Figure 1. Schematic of the automated sequential cryoFIB milling workflow.

(A) FIB currents are aligned and calibrated, and the sample is loaded into the FIB-SEM instrument. (B) A target cell is identified on the grid with the SEM and FIB. (C) To correct for errors in mechanical stage movements, backlash correction of the stage is performed. The resulting stage location is saved in the stage navigator. (D) The stage is randomly moved out of position by the user. Using the saved coordinates in the stage navigator, the stage is autonomously moved back to the target. (E) The accuracy of this autonomous stage movement is determined by the user. If the target is not centered in the FIB image, backlash correction is repeated until accurate targeting is achieved (C–E). (F/F’) Rough milling, polishing and drift correction patterns are placed onto the image. Rough milling and polishing patterns are saved separately to the queue. The procedure (B–F’) is repeated to select additional targets. (G/H) Rough milling and lamellae polishing are executed automatically. (I) The grids with milled lamellae are removed and stored.

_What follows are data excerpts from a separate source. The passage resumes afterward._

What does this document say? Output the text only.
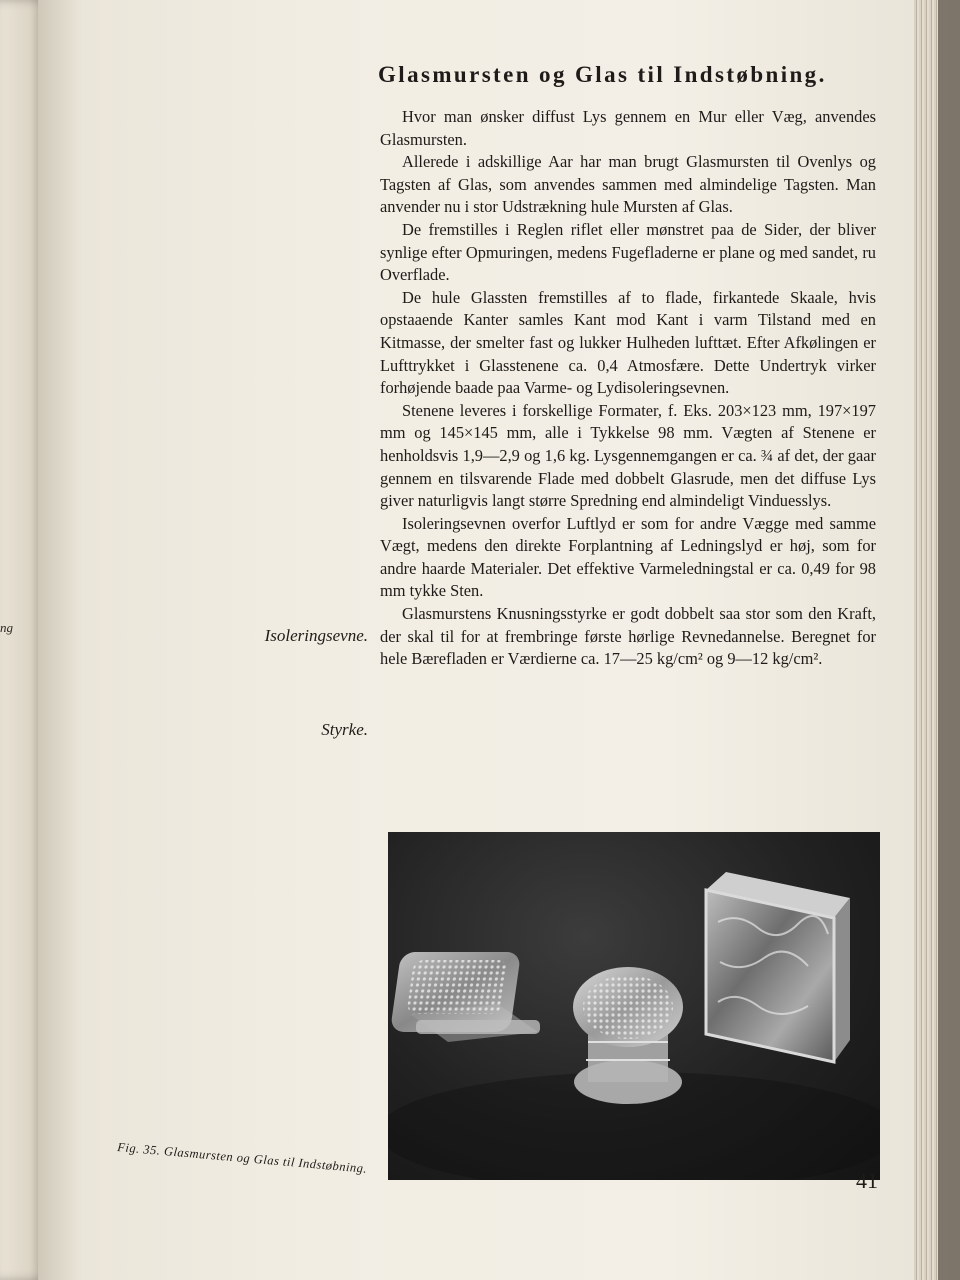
ng
Glasmursten og Glas til Indstøbning.

Hvor man ønsker diffust Lys gennem en Mur eller Væg, anvendes Glasmursten.

Allerede i adskillige Aar har man brugt Glasmursten til Ovenlys og Tagsten af Glas, som anvendes sammen med almindelige Tagsten. Man anvender nu i stor Udstrækning hule Mursten af Glas.

De fremstilles i Reglen riflet eller mønstret paa de Sider, der bliver synlige efter Opmuringen, medens Fugefladerne er plane og med sandet, ru Overflade.

De hule Glassten fremstilles af to flade, firkantede Skaale, hvis opstaaende Kanter samles Kant mod Kant i varm Tilstand med en Kitmasse, der smelter fast og lukker Hulheden lufttæt. Efter Afkølingen er Lufttrykket i Glasstenene ca. 0,4 Atmosfære. Dette Undertryk virker forhøjende baade paa Varme- og Lydisoleringsevnen.

Stenene leveres i forskellige Formater, f. Eks. 203×123 mm, 197×197 mm og 145×145 mm, alle i Tykkelse 98 mm. Vægten af Stenene er henholdsvis 1,9—2,9 og 1,6 kg. Lysgennemgangen er ca. ¾ af det, der gaar gennem en tilsvarende Flade med dobbelt Glasrude, men det diffuse Lys giver naturligvis langt større Spredning end almindeligt Vinduesslys.

Isoleringsevnen overfor Luftlyd er som for andre Vægge med samme Vægt, medens den direkte Forplantning af Ledningslyd er høj, som for andre haarde Materialer. Det effektive Varmeledningstal er ca. 0,49 for 98 mm tykke Sten.

Glasmurstens Knusningsstyrke er godt dobbelt saa stor som den Kraft, der skal til for at frembringe første hørlige Revnedannelse. Beregnet for hele Bærefladen er Værdierne ca. 17—25 kg/cm² og 9—12 kg/cm².

Isoleringsevne.
Styrke.
Fig. 35. Glasmursten og Glas til Indstøbning.
41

Figure 1—figure supplement 1. Schematic of the manual cryoFIB milling workflow.

(A) The sample is loaded into the FIB-SEM instrument. (B) A target is centered in the FIB image. (C–E ) The first pair of rough milling patterns is placed on the target and milling is executed (C). Lamellae milling is observed via a live FIB view to determine when a milling step is completed. The same procedure is repeated for the second (D) and third (E) rough milling patterns. After rough milling of the target is completed, additional targets can be milled by repeating steps (B–E). (F) Rough-milled lamellae are polished with a fourth set of milling patterns. Polishing is repeated for all rough-milled lamellae. (G) The grids with milled lamellae are removed and stored.